I currently work as a data scientist in NYC Data Science Academy. Last night, we had a fantastic open house party to introduce our 12-Week Data Science bootcamp.
It’s a good chance to learn about what is data science, what will you learn in the bootcamp and make friends. To me, it’s a good chance to eat free food and get free drinks! During the event, I suddenly got a question:
What is the most popular drink brand in the Open House Party ?
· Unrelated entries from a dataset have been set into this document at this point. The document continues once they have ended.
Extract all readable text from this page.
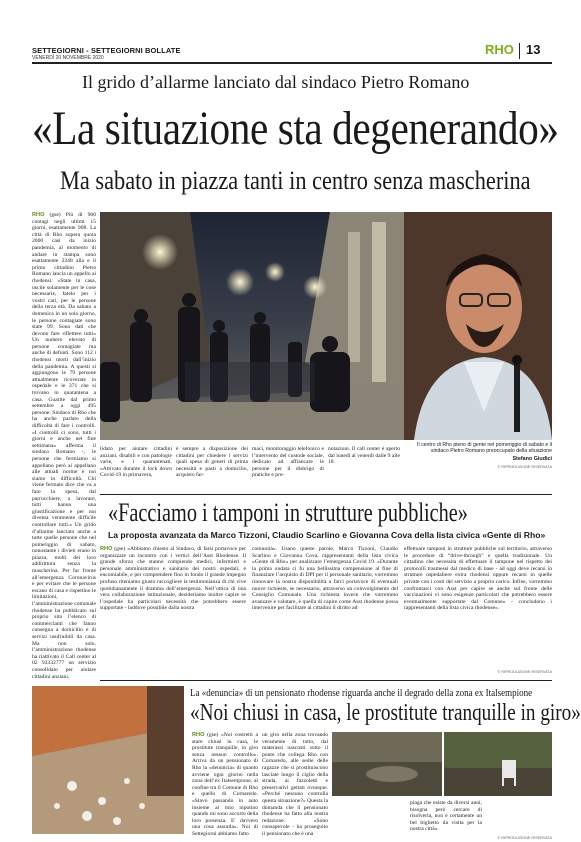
SETTEGIORNI - SETTEGIORNI BOLLATE
VENERDÌ 20 NOVEMBRE 2020
RHO 13
Il grido d’allarme lanciato dal sindaco Pietro Romano
«La situazione sta degenerando»
Ma sabato in piazza tanti in centro senza mascherina
RHO (gse) Più di 900 contagi negli ultimi 15 giorni, esattamente 908. La città di Rho supera quota 2000 casi da inizio pandemia, al momento di andare in stampa sono esattamente 2248 alla e il primo cittadino Pietro Romano lancia un appello ai rhodensi: «State in casa, uscite solamente per le cose necessarie, fatelo per i vostri cari, per le persone della terza età. Da sabato a domenica in un solo giorno, le persone contagiate sono state 99. Sono dati che devono fare riflettere tutti» Un numero elevato di persone contagiate ma anche di defunti. Sono 112 i rhodensi morti dall’inizio della pandemia. A questi si aggiungono le 79 persone attualmente ricoverate in ospedale e le 371 che si trovano in quarantena a casa. Guarite dal primo settembre a oggi 495 persone. Sindaco di Rho che ha anche parlato della difficoltà di fare i controlli. «I controlli ci sono, tutti i giorni e anche nel fine settimana» afferma il sindaco Romano -, le persone che fermiamo si appellano però ai appellano alle attuali norme e noi siamo in difficoltà. Chi viene fermato dice che va a fare la spesa, dal parrucchiere, a lavorare, tutti hanno una giustificazione e per noi diventa veramente difficile controllare tutti.» Un grido d’allarme lanciato anche a tutte quelle persone che nel pomeriggio di sabato, nonostante i divieti erano in piazza, molti dei loro addirittura senza la mascherina. Per far fronte all’emergenza Coronavirus e per evitare che le persone escano di casa e rispettino le limitazioni, l’amministrazione comunale rhodense ha pubblicato sul proprio sito l’elenco di commercianti che fanno consegna a domicilio e di servizi usufruibili da casa. Ma non solo, l’amministrazione rhodense ha riattivato il Call center al 02 93332777 un servizio consolidato per aiutare cittadini anziani,
Il centro di Rho pieno di gente nel pomeriggio di sabato e il sindaco Pietro Romano preoccupato della situazione
Stefano Giudici
© RIPRODUZIONE RISERVATA
lidato per aiutare cittadini anziani, disabili e con patologie varie, e i quarantenati. «Attivato durante il lock down Covid-19 in primavera,
è sempre a disposizione dei cittadini per chiedere i servizi quali spesa di generi di prima necessità e pasti a domicilio, acquisto far-
maci, monitoraggio telefonico e l’intervento del custode sociale, dedicato ad affiancare le persone per il disbrigo di pratiche e pre-
notazioni. Il call center è aperto dal lunedì al venerdì dalle 9 alle 18.
«Facciamo i tamponi in strutture pubbliche»
La proposta avanzata da Marco Tizzoni, Claudio Scarlino e Giovanna Cova della lista civica «Gente di Rho»
RHO (gse) «Abbiamo chiesto al Sindaco, di farsi portavoce per organizzare un incontro con i vertici dell’Asst Rhodense. Il grande sforzo che stanno compiendo medici, infermieri e personale amministrativo e sanitario dei nostri ospedali, è encomiabile, e per comprendere fino in fondo il grande impegno profuso riteniamo giusto raccogliere la testimonianza di chi vive quotidianamente il dramma dell’emergenza. Nell’ottica di una vera collaborazione istituzionale, desideriamo inoltre capire se l’ospedale ha particolari necessità che potrebbero essere supportate - laddove possibile dalla nostra
comunità». Usano queste parole, Marco Tizzoni, Claudio Scarlino e Giovanna Cova, rappresentanti della lista civica «Gente di Rho» per analizzare l’emergenza Covid 19. «Durante la prima ondata ci fu una bellissima compensione al fine di finanziare l’acquisto di DPI per il personale sanitario, vorremmo rinnovare la nostra disponibilità a farci portavoce di eventuali nuove richieste, se necessario, attraverso un coinvolgimento del Consiglio Comunale. Una richiesta invece che vorremmo avanzare e valutare, è quella di capire come Asst rhodense possa intervenire per facilitare ai cittadini il diritto ad
effettuare tamponi in strutture pubbliche sul territorio, attraverso le procedure di “drive-through” e quella tradizionale. Un cittadino che necessita di effettuare il tampone nel rispetto dei protocolli trasmessi dal medico di base - ad oggi deve recarsi in strutture ospedaliere extra rhodensi oppure recarsi in quelle private con i costi del servizio a proprio carico. Infine, vorremmo confrontarci con Asst per capire se anche sul fronte delle vaccinazioni vi sono esigenze particolari che potrebbero essere eventualmente supportate dal Comune» - concludono i rappresentanti della lista civica rhodense».
© RIPRODUZIONE RISERVATA
La «denuncia» di un pensionato rhodense riguarda anche il degrado della zona ex Italsempione
«Noi chiusi in casa, le prostitute tranquille in giro»
RHO (gse) «Noi costretti a stare chiusi in casa, le prostitute tranquille, in giro senza nessun controllo». Arriva da un pensionato di Rho la «denuncia» di quanto avviene ogni giorno nella zona dell’ex Italsempione, al confine tra il Comune di Rho e quello di Cornaredo. «Stavo passando in auto insieme al mio nipotino quando mi sono accorto della loro presenza. E' davvero una cosa assurda». Noi di Settegiorni abbiamo fatto
un giro nella zona trovando veramente di tutto, dal materassi nascosti sotto il ponte che collega Rho con Cornaredo, alle sedie delle ragazze che si prostituiscono lasciate lungo il ciglio della strada, ai fazzoletti e preservativi gettati ovunque. «Perché nessuno controlla questa situazione?» Questa la domanda che il pensionato rhodense ha fatto alla nostra redazione. «Sono consapevole - ha proseguito il pensionato che è una
piaga che esiste da diversi anni, bisogna però cercare di risolverla, non è certamente un bel biglietto da visita per la nostra città».
© RIPRODUZIONE RISERVATA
To answer this question, I did three steps. These would be a good introduction to two R packages (“ggplot2” and “dplyr”)
Step 1: Collect data
Data = read.csv(“OpenHouseParty.csv”,header=T)
Data
[1] Samuel Adams Beer Angry Orchard Corona Extra
[4] Angry Orchard Samuel Adams Beer Angry Orchard
[7] Angry Orchard Angry Orchard Angry Orchard
[10] Corona Extra Corona Extra Blue Moon
[13] Blue Moon Angry Orchard Angry Orchard
[16] Angry Orchard
4 Levels: Angry Orchard Blue Moon … Samuel Adams Beer
Step 2: Group data by Brand
library(dplyr)
NewData = Data %>%
group_by(Brand)%>%
summarise(Count=n())
NewData
Source: local data frame [4 x 2]Brand Count
(fctr) (int)
1 Angry Orchard 9
2 Blue Moon 2
3 Corona Extra 3
4 Samuel Adams Beer 2
Step 3:Create a bar chart
library(ggplot2)
ggplot(NewData,aes(x=Brand,y=Count,fill=Brand))+geom_bar(stat=”identity”)
So my conclusion is I will highly recommend my coworkers to order more Angry Orchard Hard Cider for the next open house event, even though my sample size is relevant small.